THE BASIC DISTRIBUTION of the world's wealth has changed little in the recent decades of rapid growth. In 1977,as in 1947, some 80 per cent of trade and investments 93 per cent of industry and almost 100 per cent of research, services, insurance banking facilities are controlled by the market and planned economies of "The North" (with Australasia and South Afric as wealthy "Southern appendages"). Yet the population of affluent lands is only 26 per cent, and declining as a percentage of the planet's peoples.

In any modern society, such a tremendous skew in wealth would be in some measure redressed by a progressive income tax. Steady and automatic transfer of resources would occur between the well-to-do and their poorer neighbors. But the planet, shrunk though it may be by science and communincations and the annihilation of space to little more than a global township, has no such mechanisms of transfer to even out the world's extraordinary discrepancies in wealth and opportunity. True, the developed nations are committed in theory to alloting 0.7 per cent of their gross national products to aid. but the average figure is under 0.35 per cent, and for some of the richest, lower still. There is not a smell of "automaticity" here.

Nor can there be when the decision to five aid is essentially a unilateral state decision, akin to philantropy, not to the internal revenue system. And just because it is voluntary and therefore in a measure arbitrary, there has long been discussion of whether a genuine system of international taxation should not be instituted, and become a fundamental expression of mutual obligation at the planetary level.

Yet "between the idea and the reality falls the shadow" - and in this case the shadow is some 30 years long. It is sobering thought that it was Trygve Lie, the first secretary general of the United Nations, who set up a coordinating committee to consider international taxation. It was only this September, at the U.N. Conference on Desertification in Nairobi, that the principle of automatic transfers was approved by governments for the very first time. Dr. Mostafa Tolba, Egyptian secretary general of the conference, suggested a 0.1 per cent value added tax on oil, phosphates and other desert minerals as a means of financing worldwide action against desert growth. At the end of the yea the U.N. General Assembly in New York will be asked to endorse this taxation principle for deserts.

STILL, IF WE ADMIT the importance of a clearly established principle, the next task is to work out its practical implications. The urgent questions appear to be threefold: What should be internationally taxed? To what uses should the resulting revenue be put? And who should administer the new taxation system? All three questions, it need hardly be said, present formidable difficulties.

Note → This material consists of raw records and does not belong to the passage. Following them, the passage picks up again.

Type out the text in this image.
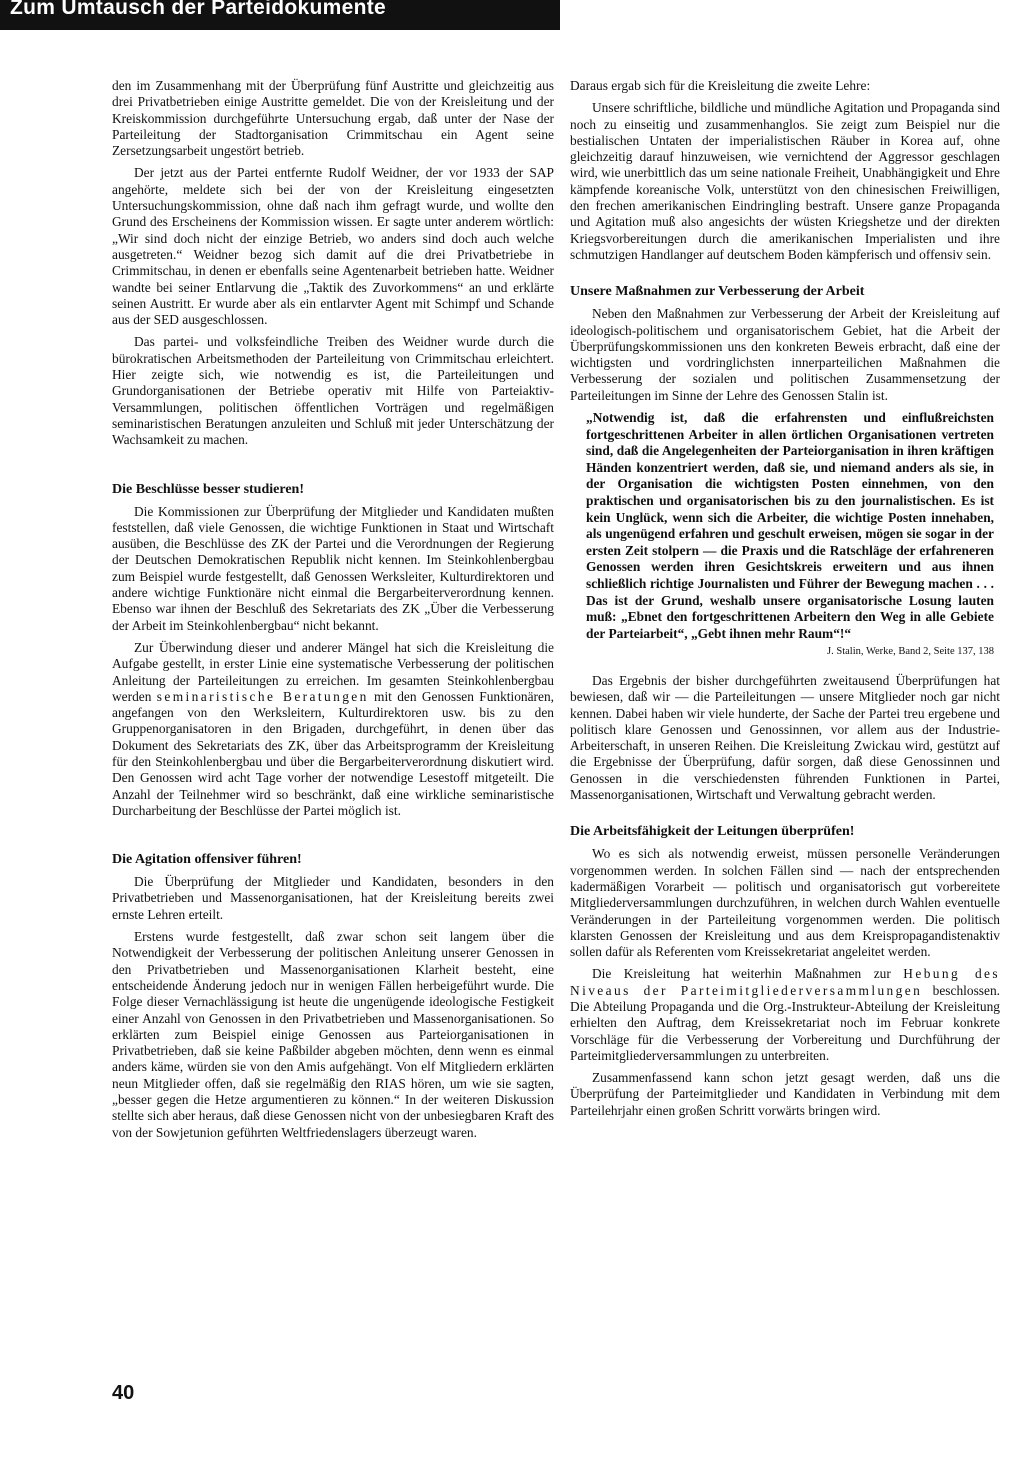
Zum Umtausch der Parteidokumente

den im Zusammenhang mit der Überprüfung fünf Austritte und gleichzeitig aus drei Privatbetrieben einige Austritte gemeldet. Die von der Kreisleitung und der Kreiskommission durchgeführte Untersuchung ergab, daß unter der Nase der Parteileitung der Stadtorganisation Crimmitschau ein Agent seine Zersetzungsarbeit ungestört betrieb.

Der jetzt aus der Partei entfernte Rudolf Weidner, der vor 1933 der SAP angehörte, meldete sich bei der von der Kreisleitung eingesetzten Untersuchungskommission, ohne daß nach ihm gefragt wurde, und wollte den Grund des Erscheinens der Kommission wissen. Er sagte unter anderem wörtlich: „Wir sind doch nicht der einzige Betrieb, wo anders sind doch auch welche ausgetreten.“ Weidner bezog sich damit auf die drei Privatbetriebe in Crimmitschau, in denen er ebenfalls seine Agentenarbeit betrieben hatte. Weidner wandte bei seiner Entlarvung die „Taktik des Zuvorkommens“ an und erklärte seinen Austritt. Er wurde aber als ein entlarvter Agent mit Schimpf und Schande aus der SED ausgeschlossen.

Das partei- und volksfeindliche Treiben des Weidner wurde durch die bürokratischen Arbeitsmethoden der Parteileitung von Crimmitschau erleichtert. Hier zeigte sich, wie notwendig es ist, die Parteileitungen und Grundorganisationen der Betriebe operativ mit Hilfe von Parteiaktiv-Versammlungen, politischen öffentlichen Vorträgen und regelmäßigen seminaristischen Beratungen anzuleiten und Schluß mit jeder Unterschätzung der Wachsamkeit zu machen.

Die Beschlüsse besser studieren!

Die Kommissionen zur Überprüfung der Mitglieder und Kandidaten mußten feststellen, daß viele Genossen, die wichtige Funktionen in Staat und Wirtschaft ausüben, die Beschlüsse des ZK der Partei und die Verordnungen der Regierung der Deutschen Demokratischen Republik nicht kennen. Im Steinkohlenbergbau zum Beispiel wurde festgestellt, daß Genossen Werksleiter, Kulturdirektoren und andere wichtige Funktionäre nicht einmal die Bergarbeiterverordnung kennen. Ebenso war ihnen der Beschluß des Sekretariats des ZK „Über die Verbesserung der Arbeit im Steinkohlenbergbau“ nicht bekannt.

Zur Überwindung dieser und anderer Mängel hat sich die Kreisleitung die Aufgabe gestellt, in erster Linie eine systematische Verbesserung der politischen Anleitung der Parteileitungen zu erreichen. Im gesamten Steinkohlenbergbau werden seminaristische Beratungen mit den Genossen Funktionären, angefangen von den Werksleitern, Kulturdirektoren usw. bis zu den Gruppenorganisatoren in den Brigaden, durchgeführt, in denen über das Dokument des Sekretariats des ZK, über das Arbeitsprogramm der Kreisleitung für den Steinkohlenbergbau und über die Bergarbeiterverordnung diskutiert wird. Den Genossen wird acht Tage vorher der notwendige Lesestoff mitgeteilt. Die Anzahl der Teilnehmer wird so beschränkt, daß eine wirkliche seminaristische Durcharbeitung der Beschlüsse der Partei möglich ist.

Die Agitation offensiver führen!

Die Überprüfung der Mitglieder und Kandidaten, besonders in den Privatbetrieben und Massenorganisationen, hat der Kreisleitung bereits zwei ernste Lehren erteilt.

Erstens wurde festgestellt, daß zwar schon seit langem über die Notwendigkeit der Verbesserung der politischen Anleitung unserer Genossen in den Privatbetrieben und Massenorganisationen Klarheit besteht, eine entscheidende Änderung jedoch nur in wenigen Fällen herbeigeführt wurde. Die Folge dieser Vernachlässigung ist heute die ungenügende ideologische Festigkeit einer Anzahl von Genossen in den Privatbetrieben und Massenorganisationen. So erklärten zum Beispiel einige Genossen aus Parteiorganisationen in Privatbetrieben, daß sie keine Paßbilder abgeben möchten, denn wenn es einmal anders käme, würden sie von den Amis aufgehängt. Von elf Mitgliedern erklärten neun Mitglieder offen, daß sie regelmäßig den RIAS hören, um wie sie sagten, „besser gegen die Hetze argumentieren zu können.“ In der weiteren Diskussion stellte sich aber heraus, daß diese Genossen nicht von der unbesiegbaren Kraft des von der Sowjetunion geführten Weltfriedenslagers überzeugt waren.

Daraus ergab sich für die Kreisleitung die zweite Lehre:

Unsere schriftliche, bildliche und mündliche Agitation und Propaganda sind noch zu einseitig und zusammenhanglos. Sie zeigt zum Beispiel nur die bestialischen Untaten der imperialistischen Räuber in Korea auf, ohne gleichzeitig darauf hinzuweisen, wie vernichtend der Aggressor geschlagen wird, wie unerbittlich das um seine nationale Freiheit, Unabhängigkeit und Ehre kämpfende koreanische Volk, unterstützt von den chinesischen Freiwilligen, den frechen amerikanischen Eindringling bestraft. Unsere ganze Propaganda und Agitation muß also angesichts der wüsten Kriegshetze und der direkten Kriegsvorbereitungen durch die amerikanischen Imperialisten und ihre schmutzigen Handlanger auf deutschem Boden kämpferisch und offensiv sein.

Unsere Maßnahmen zur Verbesserung der Arbeit

Neben den Maßnahmen zur Verbesserung der Arbeit der Kreisleitung auf ideologisch-politischem und organisatorischem Gebiet, hat die Arbeit der Überprüfungskommissionen uns den konkreten Beweis erbracht, daß eine der wichtigsten und vordringlichsten innerparteilichen Maßnahmen die Verbesserung der sozialen und politischen Zusammensetzung der Parteileitungen im Sinne der Lehre des Genossen Stalin ist.

„Notwendig ist, daß die erfahrensten und einflußreichsten fortgeschrittenen Arbeiter in allen örtlichen Organisationen vertreten sind, daß die Angelegenheiten der Parteiorganisation in ihren kräftigen Händen konzentriert werden, daß sie, und niemand anders als sie, in der Organisation die wichtigsten Posten einnehmen, von den praktischen und organisatorischen bis zu den journalistischen. Es ist kein Unglück, wenn sich die Arbeiter, die wichtige Posten innehaben, als ungenügend erfahren und geschult erweisen, mögen sie sogar in der ersten Zeit stolpern — die Praxis und die Ratschläge der erfahreneren Genossen werden ihren Gesichtskreis erweitern und aus ihnen schließlich richtige Journalisten und Führer der Bewegung machen . . . Das ist der Grund, weshalb unsere organisatorische Losung lauten muß: „Ebnet den fortgeschrittenen Arbeitern den Weg in alle Gebiete der Parteiarbeit“, „Gebt ihnen mehr Raum“!“
J. Stalin, Werke, Band 2, Seite 137, 138

Das Ergebnis der bisher durchgeführten zweitausend Überprüfungen hat bewiesen, daß wir — die Parteileitungen — unsere Mitglieder noch gar nicht kennen. Dabei haben wir viele hunderte, der Sache der Partei treu ergebene und politisch klare Genossen und Genossinnen, vor allem aus der Industrie-Arbeiterschaft, in unseren Reihen. Die Kreisleitung Zwickau wird, gestützt auf die Ergebnisse der Überprüfung, dafür sorgen, daß diese Genossinnen und Genossen in die verschiedensten führenden Funktionen in Partei, Massenorganisationen, Wirtschaft und Verwaltung gebracht werden.

Die Arbeitsfähigkeit der Leitungen überprüfen!

Wo es sich als notwendig erweist, müssen personelle Veränderungen vorgenommen werden. In solchen Fällen sind — nach der entsprechenden kadermäßigen Vorarbeit — politisch und organisatorisch gut vorbereitete Mitgliederversammlungen durchzuführen, in welchen durch Wahlen eventuelle Veränderungen in der Parteileitung vorgenommen werden. Die politisch klarsten Genossen der Kreisleitung und aus dem Kreispropagandistenaktiv sollen dafür als Referenten vom Kreissekretariat angeleitet werden.

Die Kreisleitung hat weiterhin Maßnahmen zur Hebung des Niveaus der Parteimitgliederversammlungen beschlossen. Die Abteilung Propaganda und die Org.-Instrukteur-Abteilung der Kreisleitung erhielten den Auftrag, dem Kreissekretariat noch im Februar konkrete Vorschläge für die Verbesserung der Vorbereitung und Durchführung der Parteimitgliederversammlungen zu unterbreiten.

Zusammenfassend kann schon jetzt gesagt werden, daß uns die Überprüfung der Parteimitglieder und Kandidaten in Verbindung mit dem Parteilehrjahr einen großen Schritt vorwärts bringen wird.

40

First, then, what should be taxed. Oil is a candidate for many, since it enters into so vast a range of transactions. But with whole subcontinents like India barely able to pay their oils bills now, does a further rise in cost make sense? A similar difficulty arises if a small percentage is charged on a wider variety of goods and services entering international trade. Would not the result be wholly regressive? So, too, might be tolls on the use of straits, airports and harbors. It is easier perhaps to agree on taxes imposed on the world's few remaining "commons" - the deep seabed, Antarctic, ships deteced causing pollution at sea. But again, the poorest would find it hardes to pay, whether for Pacific nodules or Antarctic krill, and surely no sane tax should be based on pollution unless its aim is to wipe pollution out - in which case, the tax vanished as well.

But perhaps a way forward can be found by leaving the precise field of taxation - save to agree that it must enter international transactions - and concentrate on the second question: for what purpose? If the entire revenue were earmrked for those nations with a per capita income of less than, say, $200 a year, and were scrupulously directed to their basic needs - in food, sanitation, health, education and employment - then their tax contribution would be much more than offset by the benefits, and the tax would automatically become less regressive. The clue may thus be the use made of the revenues and their clear dedication to the word's poorest communities.

And this brings us to the last problem: administration. The chances of the rich nations in their present mood of suspicion and stagflation handing over revenues, say, to a special account under the U.N. General Assembly are slight indeed. The idea would be dismissed as a global "boondoggle" even by those who comfortably swallow $375 billion spent each year on arms. But there might be a possibility of combining the known rigor and rectitude of say, the World Bank will full representation of the poorer peoples by reforming the governing body of the bank's soft loan agency, the International Development Association, and making it a kind of coordinator, possibly in a working alliance with the regional development banks (the African Development Bank, Asian Development Bank, Arab Bank for African Development, Caribbean Development Bank, Inter-American Development Bank and the European Development Fund). In some such way, the rich call for "responsibility" and the poor call for "representation" might be equally met.

One thing, however, is certain. No nation has even halfway peacefully entered the modern world without a progressive income tax. We have no reason to suppose our small planet is any other condition. Automatic transfers must come. Otherwise we live on in an order of privilege and patronage. Such orders, as we know from history, simply do not last.